Decadência e bom gosto

O amarelo da capa, além de produzir uma sensação agradável, era adequado a um clássico romano recheado de episódios picantes.

A última livraria em que entrei antes do início deste confinamento foi a Ler Devagar da LX Factory, em Alcântara, onde não ia há uns bons anos. Numa breve ronda pelas obras em destaque deparei-me com duas ou três que não me importaria nada de ter na minha biblioteca, mas que, esgotado o plafond do mês, tiveram de ficar para outra altura. E nem cheguei a subir ao piso de cima, com as suas estantes industriais.

Estava quase a dar por terminada a ronda quando um último olhar me revelou uma belíssima capa amarela. Uma cor curiosa: muito usada e apreciada na Antiguidade, no final da Idade Média foi, segundo o historiador das cores Michel Pastoureau, conotada com a avareza, a inveja, a mentira, a traição. O Concílio de Latrão de 1215 associou-a aos judeus (algo que perduraria até ao século XX) e na República de Veneza uma decisão do Conselho dos Dez obrigava as cortesãs a usarem um xaile dessa cor para se distinguirem das mulheres honestas.

A proximei-me do espécime em questão. Tratava-se do Satyricon, de Petrónio, numa edição de bolso da Cotovia, maneirinha e com muito bom aspeto. O amarelo vivo da capa, além de contribuir para essa impressão agradável, era adequado a um clássico romano recheado de episódios picantes.

A discussão continua em aberto, mas julga-se que Petrónio Arbiter seria uma figura próxima de Nero. O historiador Tácito descreveu-o como um homem «voluptuoso, cheio de refinamento e despreocupado», algo que a sua escrita parece comprovar. Caído em desgraça junto do imperador, antes de se suicidar teria deixado registada a depravação em que Nero vivia mergulhado. De resto, viria a ser no Satyricon que muitos baseariam os seus comentários sobre os costumes decadentes daquela época.

Alguns dias depois da visita à Ler Devagar, pesquisando numa plataforma online, encontrei um exemplar deste mesmo livro, como novo, mas na versão de capa dura, pelo mesmo preço da de bolso.

Normalmente – e penso que será o que se passou neste caso –, as editoras começam por lançar o livro em capa dura, mais ‘luxuoso’ e com um preço a condizer.

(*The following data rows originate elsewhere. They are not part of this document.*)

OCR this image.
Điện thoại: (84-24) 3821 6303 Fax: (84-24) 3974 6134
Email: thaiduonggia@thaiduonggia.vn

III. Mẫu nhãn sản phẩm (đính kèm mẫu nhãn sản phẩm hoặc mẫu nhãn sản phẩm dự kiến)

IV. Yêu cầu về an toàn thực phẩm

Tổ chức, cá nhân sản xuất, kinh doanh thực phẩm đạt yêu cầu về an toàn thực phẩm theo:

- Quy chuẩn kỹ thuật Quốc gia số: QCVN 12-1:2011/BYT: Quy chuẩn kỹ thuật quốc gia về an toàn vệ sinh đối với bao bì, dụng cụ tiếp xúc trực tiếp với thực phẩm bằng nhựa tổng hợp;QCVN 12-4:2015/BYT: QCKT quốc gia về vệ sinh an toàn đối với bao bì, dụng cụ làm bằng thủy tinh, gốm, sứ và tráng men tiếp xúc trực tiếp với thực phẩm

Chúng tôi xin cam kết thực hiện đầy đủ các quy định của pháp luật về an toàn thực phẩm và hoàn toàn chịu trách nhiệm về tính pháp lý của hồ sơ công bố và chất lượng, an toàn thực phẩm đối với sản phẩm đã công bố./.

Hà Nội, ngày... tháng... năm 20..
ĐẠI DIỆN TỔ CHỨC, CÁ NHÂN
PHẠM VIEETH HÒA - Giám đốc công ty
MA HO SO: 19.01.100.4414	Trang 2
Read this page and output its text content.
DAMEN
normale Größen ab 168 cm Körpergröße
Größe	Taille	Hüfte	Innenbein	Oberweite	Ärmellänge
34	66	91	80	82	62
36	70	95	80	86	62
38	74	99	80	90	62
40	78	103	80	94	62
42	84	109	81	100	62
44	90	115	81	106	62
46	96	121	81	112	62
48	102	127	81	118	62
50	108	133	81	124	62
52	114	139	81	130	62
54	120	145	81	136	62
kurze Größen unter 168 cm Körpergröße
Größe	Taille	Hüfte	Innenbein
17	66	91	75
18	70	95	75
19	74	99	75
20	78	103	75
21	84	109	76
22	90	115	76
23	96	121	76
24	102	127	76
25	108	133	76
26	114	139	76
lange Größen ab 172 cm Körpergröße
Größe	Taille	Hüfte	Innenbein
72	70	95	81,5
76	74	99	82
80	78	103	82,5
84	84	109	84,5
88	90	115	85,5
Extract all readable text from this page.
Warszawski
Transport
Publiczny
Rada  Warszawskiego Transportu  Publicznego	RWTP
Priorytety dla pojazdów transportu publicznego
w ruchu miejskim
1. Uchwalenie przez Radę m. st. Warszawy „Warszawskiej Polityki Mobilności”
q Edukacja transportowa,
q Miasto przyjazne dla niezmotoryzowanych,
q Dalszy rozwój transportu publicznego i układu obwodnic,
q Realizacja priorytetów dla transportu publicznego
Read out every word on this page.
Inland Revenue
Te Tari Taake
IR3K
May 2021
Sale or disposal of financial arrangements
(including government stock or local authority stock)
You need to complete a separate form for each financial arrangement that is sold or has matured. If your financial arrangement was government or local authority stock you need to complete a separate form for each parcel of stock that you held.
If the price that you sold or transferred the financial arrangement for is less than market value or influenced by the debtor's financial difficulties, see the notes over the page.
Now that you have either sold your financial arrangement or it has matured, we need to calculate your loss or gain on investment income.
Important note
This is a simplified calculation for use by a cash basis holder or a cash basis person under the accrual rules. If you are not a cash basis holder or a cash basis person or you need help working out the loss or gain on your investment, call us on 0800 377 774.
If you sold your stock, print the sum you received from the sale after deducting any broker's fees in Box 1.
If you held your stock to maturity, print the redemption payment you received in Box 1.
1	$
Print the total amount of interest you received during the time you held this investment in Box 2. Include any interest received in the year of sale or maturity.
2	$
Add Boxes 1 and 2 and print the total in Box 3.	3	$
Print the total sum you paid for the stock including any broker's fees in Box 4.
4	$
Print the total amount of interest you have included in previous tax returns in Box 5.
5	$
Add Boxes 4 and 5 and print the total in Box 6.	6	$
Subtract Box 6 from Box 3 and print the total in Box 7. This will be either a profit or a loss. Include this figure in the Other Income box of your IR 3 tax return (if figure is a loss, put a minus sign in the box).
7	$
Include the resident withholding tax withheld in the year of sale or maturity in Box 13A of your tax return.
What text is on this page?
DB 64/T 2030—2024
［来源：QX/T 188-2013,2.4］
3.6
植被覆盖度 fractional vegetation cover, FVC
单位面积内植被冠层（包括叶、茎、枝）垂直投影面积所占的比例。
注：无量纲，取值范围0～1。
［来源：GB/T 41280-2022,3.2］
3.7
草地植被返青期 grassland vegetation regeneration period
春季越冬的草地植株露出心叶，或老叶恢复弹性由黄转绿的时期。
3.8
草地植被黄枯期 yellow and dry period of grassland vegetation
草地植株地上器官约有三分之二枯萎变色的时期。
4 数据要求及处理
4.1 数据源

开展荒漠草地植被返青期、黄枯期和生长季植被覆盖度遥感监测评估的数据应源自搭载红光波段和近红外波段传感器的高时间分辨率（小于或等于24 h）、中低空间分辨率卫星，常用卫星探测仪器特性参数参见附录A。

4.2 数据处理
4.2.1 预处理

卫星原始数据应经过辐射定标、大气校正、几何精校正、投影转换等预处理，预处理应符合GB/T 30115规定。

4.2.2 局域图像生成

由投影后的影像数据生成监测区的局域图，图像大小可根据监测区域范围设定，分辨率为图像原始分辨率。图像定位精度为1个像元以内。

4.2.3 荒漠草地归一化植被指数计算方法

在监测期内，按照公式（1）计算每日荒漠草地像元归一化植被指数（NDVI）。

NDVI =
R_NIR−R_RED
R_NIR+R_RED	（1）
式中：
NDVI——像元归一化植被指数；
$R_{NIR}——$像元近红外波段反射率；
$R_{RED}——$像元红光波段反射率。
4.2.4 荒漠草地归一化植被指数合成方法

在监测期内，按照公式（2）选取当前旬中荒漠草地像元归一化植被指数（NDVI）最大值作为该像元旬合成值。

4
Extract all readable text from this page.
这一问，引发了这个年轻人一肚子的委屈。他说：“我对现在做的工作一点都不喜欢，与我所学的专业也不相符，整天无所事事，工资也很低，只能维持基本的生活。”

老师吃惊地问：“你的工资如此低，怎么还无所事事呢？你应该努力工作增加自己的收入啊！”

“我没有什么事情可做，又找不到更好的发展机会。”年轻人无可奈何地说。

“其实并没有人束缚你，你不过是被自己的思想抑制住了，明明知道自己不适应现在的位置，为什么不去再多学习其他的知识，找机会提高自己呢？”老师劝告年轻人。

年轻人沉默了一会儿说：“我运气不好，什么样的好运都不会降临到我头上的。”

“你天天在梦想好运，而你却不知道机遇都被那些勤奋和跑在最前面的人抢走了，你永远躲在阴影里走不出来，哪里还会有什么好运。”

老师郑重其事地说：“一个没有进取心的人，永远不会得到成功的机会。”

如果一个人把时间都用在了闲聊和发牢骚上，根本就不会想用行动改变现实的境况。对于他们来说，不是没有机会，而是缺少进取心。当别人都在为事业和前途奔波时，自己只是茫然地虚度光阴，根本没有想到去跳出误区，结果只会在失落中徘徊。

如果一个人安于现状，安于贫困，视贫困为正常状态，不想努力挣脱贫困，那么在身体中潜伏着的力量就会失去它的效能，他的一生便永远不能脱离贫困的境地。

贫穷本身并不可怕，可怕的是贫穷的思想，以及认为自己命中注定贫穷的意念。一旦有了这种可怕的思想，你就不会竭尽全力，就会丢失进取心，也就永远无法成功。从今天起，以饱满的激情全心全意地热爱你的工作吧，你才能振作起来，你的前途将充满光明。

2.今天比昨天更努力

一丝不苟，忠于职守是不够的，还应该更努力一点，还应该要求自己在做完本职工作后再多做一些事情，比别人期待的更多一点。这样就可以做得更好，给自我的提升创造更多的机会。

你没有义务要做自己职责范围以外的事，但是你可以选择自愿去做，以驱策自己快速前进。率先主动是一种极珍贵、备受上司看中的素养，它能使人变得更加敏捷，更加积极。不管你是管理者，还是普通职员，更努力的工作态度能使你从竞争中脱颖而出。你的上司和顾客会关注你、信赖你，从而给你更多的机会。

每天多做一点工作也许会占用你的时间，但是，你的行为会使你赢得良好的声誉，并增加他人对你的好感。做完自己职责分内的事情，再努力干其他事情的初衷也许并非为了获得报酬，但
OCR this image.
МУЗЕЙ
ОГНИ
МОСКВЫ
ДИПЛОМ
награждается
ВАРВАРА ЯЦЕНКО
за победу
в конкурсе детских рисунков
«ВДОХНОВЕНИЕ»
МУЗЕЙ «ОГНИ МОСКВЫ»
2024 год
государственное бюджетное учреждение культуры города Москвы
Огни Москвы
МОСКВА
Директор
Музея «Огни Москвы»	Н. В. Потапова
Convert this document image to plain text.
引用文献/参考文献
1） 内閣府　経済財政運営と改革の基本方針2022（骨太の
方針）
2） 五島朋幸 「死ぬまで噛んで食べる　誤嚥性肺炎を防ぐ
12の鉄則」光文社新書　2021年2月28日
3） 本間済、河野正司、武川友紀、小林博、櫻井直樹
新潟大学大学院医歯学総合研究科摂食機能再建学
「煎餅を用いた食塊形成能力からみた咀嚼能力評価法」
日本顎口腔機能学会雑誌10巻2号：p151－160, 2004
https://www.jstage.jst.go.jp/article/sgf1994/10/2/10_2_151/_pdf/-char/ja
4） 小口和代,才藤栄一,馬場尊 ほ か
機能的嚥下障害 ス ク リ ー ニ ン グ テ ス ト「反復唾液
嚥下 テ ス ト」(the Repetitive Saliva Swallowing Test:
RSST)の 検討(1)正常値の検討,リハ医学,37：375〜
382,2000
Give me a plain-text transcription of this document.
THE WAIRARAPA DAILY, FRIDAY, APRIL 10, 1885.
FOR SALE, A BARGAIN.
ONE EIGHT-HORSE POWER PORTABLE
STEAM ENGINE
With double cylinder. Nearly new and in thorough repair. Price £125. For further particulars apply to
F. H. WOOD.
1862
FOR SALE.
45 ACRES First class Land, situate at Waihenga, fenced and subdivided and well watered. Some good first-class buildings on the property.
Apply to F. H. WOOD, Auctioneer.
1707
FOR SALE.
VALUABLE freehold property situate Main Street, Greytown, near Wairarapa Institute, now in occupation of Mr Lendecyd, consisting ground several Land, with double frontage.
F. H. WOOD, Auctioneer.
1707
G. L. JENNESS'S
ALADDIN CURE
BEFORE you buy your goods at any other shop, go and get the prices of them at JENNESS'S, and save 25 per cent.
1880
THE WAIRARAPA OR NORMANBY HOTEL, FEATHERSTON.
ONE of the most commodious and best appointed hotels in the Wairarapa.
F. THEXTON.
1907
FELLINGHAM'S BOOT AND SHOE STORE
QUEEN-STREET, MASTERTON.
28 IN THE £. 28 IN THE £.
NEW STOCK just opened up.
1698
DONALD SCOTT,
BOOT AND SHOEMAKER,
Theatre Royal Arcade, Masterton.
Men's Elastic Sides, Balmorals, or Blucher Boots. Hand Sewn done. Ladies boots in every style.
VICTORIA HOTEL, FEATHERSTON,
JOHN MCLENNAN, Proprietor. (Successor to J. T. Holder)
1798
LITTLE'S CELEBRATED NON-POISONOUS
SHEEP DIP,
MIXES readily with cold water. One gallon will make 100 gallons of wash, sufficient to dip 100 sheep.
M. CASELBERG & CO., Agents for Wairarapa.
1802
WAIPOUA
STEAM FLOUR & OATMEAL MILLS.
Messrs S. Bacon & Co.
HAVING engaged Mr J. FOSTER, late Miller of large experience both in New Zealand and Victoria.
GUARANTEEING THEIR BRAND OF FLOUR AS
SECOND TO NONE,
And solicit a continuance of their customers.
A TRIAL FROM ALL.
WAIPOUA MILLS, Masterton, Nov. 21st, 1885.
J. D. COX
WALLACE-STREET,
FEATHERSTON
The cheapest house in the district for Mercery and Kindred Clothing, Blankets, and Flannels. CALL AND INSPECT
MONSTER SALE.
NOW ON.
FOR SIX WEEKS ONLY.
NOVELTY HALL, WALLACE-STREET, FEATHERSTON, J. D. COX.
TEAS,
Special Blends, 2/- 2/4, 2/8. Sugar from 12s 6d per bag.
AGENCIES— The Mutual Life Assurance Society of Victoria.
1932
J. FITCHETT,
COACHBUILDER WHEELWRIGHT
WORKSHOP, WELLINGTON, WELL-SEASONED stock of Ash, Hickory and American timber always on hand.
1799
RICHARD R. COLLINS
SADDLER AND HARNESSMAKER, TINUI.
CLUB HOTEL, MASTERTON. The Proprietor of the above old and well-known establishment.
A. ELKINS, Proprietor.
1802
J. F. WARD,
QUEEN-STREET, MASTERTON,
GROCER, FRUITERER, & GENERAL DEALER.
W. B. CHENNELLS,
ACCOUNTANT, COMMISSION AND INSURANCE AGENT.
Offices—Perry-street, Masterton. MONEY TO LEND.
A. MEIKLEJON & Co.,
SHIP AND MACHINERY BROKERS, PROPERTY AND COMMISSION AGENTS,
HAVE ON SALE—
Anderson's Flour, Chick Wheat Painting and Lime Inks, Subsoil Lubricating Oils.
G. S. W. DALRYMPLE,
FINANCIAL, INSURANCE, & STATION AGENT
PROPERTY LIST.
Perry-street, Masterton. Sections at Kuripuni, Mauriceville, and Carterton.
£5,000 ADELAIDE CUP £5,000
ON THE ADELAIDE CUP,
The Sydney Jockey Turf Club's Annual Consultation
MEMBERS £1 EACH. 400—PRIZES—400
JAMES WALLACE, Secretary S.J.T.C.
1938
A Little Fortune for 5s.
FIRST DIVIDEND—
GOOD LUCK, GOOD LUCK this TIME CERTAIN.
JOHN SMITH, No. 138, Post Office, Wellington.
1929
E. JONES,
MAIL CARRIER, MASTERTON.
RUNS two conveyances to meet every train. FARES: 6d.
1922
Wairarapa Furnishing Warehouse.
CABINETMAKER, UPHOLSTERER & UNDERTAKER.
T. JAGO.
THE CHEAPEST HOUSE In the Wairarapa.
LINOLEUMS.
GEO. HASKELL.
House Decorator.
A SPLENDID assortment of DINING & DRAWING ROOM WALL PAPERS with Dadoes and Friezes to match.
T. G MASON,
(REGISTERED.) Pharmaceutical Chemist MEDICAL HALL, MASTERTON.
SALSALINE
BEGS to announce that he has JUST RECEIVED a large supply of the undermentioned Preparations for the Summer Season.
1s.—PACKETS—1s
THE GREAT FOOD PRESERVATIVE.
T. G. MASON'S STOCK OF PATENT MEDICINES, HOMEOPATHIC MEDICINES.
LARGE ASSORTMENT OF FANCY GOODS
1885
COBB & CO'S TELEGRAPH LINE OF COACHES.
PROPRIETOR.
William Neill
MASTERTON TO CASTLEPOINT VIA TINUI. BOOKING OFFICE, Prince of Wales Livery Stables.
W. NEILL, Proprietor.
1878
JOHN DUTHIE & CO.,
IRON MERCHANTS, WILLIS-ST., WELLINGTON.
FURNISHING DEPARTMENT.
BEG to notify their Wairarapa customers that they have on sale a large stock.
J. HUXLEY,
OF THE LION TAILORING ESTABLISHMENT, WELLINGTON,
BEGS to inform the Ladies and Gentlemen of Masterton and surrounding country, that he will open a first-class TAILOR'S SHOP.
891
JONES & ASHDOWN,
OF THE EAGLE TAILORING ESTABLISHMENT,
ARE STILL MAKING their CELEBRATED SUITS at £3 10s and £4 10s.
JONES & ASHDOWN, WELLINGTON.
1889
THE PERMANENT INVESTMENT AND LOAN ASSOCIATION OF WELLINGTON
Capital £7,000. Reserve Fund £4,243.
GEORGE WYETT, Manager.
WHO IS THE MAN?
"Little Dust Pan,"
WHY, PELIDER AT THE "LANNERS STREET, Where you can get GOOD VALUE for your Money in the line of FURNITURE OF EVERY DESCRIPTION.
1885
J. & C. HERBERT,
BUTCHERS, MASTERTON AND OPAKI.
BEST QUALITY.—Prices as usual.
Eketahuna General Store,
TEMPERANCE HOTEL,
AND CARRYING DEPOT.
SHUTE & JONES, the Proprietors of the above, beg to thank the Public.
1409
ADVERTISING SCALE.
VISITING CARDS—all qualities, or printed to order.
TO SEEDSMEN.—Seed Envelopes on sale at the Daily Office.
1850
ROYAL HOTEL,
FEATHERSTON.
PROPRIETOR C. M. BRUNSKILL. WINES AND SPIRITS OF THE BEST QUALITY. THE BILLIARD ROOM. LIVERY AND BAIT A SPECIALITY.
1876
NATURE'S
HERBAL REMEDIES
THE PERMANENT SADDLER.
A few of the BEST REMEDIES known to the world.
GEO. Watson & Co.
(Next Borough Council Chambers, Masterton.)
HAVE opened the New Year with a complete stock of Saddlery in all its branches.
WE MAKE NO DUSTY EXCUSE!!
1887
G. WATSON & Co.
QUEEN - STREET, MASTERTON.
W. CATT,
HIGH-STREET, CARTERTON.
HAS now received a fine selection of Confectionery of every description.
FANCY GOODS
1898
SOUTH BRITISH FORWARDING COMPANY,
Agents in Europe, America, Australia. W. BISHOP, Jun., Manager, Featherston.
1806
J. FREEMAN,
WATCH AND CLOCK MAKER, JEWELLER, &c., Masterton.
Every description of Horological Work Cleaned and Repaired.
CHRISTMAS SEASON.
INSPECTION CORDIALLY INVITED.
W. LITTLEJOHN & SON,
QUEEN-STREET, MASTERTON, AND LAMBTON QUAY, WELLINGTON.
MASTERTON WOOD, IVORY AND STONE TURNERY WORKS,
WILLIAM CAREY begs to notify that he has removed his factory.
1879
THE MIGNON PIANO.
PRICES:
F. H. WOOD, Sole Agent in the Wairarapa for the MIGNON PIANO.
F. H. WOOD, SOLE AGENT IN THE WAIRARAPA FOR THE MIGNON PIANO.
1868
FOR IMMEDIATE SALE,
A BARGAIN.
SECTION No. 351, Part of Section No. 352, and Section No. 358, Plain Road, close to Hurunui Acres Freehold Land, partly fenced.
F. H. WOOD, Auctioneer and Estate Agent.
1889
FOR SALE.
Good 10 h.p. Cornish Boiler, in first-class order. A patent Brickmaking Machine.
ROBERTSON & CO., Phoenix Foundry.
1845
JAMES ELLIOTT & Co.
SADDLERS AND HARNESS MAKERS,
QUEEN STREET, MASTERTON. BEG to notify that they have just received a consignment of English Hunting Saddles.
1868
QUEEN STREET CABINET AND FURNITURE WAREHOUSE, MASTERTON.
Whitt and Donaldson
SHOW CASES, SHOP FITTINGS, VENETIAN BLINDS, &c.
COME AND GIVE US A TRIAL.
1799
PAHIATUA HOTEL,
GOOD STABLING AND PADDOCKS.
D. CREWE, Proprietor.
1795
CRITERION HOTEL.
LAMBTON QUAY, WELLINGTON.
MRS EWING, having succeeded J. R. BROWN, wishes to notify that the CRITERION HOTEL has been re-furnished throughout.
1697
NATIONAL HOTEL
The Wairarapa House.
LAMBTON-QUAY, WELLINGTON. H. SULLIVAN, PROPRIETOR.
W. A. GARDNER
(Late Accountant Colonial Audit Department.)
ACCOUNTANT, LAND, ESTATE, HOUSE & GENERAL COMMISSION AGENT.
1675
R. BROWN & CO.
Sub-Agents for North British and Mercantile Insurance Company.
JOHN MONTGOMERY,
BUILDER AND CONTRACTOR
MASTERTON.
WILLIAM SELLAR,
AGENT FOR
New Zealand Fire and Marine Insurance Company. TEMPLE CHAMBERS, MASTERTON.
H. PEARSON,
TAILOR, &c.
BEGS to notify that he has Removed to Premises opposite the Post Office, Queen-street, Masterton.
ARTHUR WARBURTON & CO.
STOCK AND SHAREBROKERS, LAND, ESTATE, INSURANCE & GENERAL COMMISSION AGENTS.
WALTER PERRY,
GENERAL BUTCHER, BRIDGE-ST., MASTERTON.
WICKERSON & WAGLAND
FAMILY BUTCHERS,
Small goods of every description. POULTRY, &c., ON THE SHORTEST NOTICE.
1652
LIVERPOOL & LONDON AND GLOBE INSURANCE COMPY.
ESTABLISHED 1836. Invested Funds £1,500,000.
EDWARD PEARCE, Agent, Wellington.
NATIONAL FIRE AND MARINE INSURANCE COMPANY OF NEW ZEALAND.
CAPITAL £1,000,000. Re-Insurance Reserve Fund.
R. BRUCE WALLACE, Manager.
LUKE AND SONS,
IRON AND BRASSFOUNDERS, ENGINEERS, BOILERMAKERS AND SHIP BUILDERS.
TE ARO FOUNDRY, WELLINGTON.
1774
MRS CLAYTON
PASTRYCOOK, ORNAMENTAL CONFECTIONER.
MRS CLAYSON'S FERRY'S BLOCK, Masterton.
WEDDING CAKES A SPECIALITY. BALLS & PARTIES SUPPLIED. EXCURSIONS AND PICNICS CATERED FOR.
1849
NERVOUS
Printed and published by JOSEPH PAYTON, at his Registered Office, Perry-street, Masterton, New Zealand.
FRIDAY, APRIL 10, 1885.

Se a procura o justificar, colocam mais tarde no mercado uma versão económica – aquilo que no mundo anglo-saxónico é conhecido como o paperback, um livro barato, despojado e quase descartável.

Estando ambas ao mesmo preço, entre a edição ‘rica’ de capa dura e a edição ‘pobre’ de capa mole qualquer outro, em princípio, não teria hesitado. Pois eu fiquei dividido. Sempre apreciei as edições despretensiosas, desde que bem feitas, como esta. Além disso, a capa mole_ocupa menos espaço e permite alinhar os livros na estante numa sucessão compacta e sem irregularidades.

Evidentemente a capa dura também tem as suas vantagens. Não é apenas uma questão de estatuto ou pomposidade: é também mais durável. E talvez por isso não haja nada pior do que um mau livro disfarçado numa edição de capa dura a armar ao pingarelho… Seja como for, no caso do Satyricon essa questão não se colocava, e acabei mesmo por optar pela capa dura. Um clássico sempre é um clássico e a veste um pouco mais solene assenta bem a Petrónio Arbiter, que todos consideravam um árbitro do bom gosto e um modelo de elegância.